The baby girl has now been placed in an incubator. Photo Courtesy
Sabreen was dead before she could look into the baby’s eyes or hold her
The young mother had carried her child through seven-and-a-half months of pregnancy. They were days and nights of constant fear, but Sabreen hoped the family’s luck would hold until the war ended.
That luck vanished in the roar and fire of an explosion in the hour before midnight on 20 April.
The Israelis dropped a bomb onto the al-Sakani family home in Rafah where Sabreen, along with her husband and the couple’s other daughter – three-year-old Malak – were asleep.
Sabreen suffered extensive injuries and her husband and Malak were killed, but the baby was still alive in her mother’s womb when rescue workers reached the site.
They rushed Sabreen to hospital, where doctors performed an emergency Caesarean section to deliver the child.
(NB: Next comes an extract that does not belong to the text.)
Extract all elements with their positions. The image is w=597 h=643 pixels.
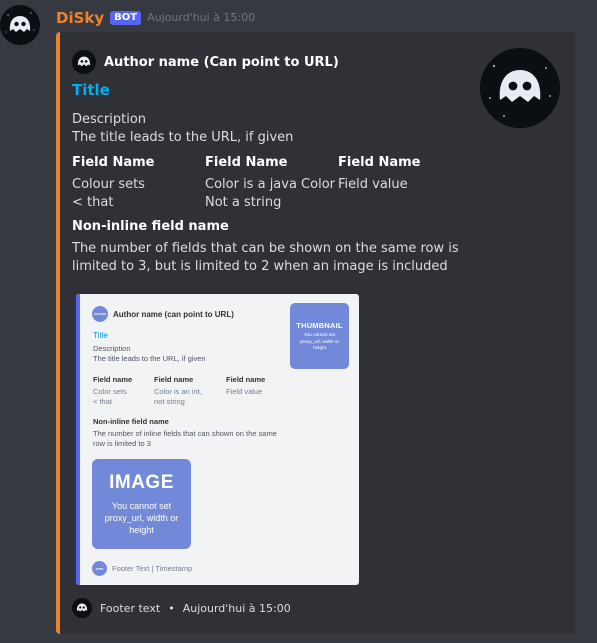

Sabreen could not be saved but doctors worked to resuscitate the baby, gently tapping her chest to stimulate breathing. Air was pumped into her lungs.
“She was born in severe respiratory distress,” said Dr Mohammed Salama, head of the emergency neo-natal unit at Emirati Hospital in Rafah.
But the baby – who weighed just 1.4kg (3.1 lbs) – survived the ordeal of her birth.
The doctor wrote the words “the baby of the martyr Sabreen al-Sakani” on a piece of tape and attached it to her body. She was then placed in an incubator.
“We can say there is some progress in her health condition,” Dr Salama said.
“But the situation is still at risk. This respiratory distress syndrome is originally caused by premature birth. This child should have been in the mother’s womb at this time, but she was deprived of this right.”
The doctor expects her to remain in hospital for up to a month.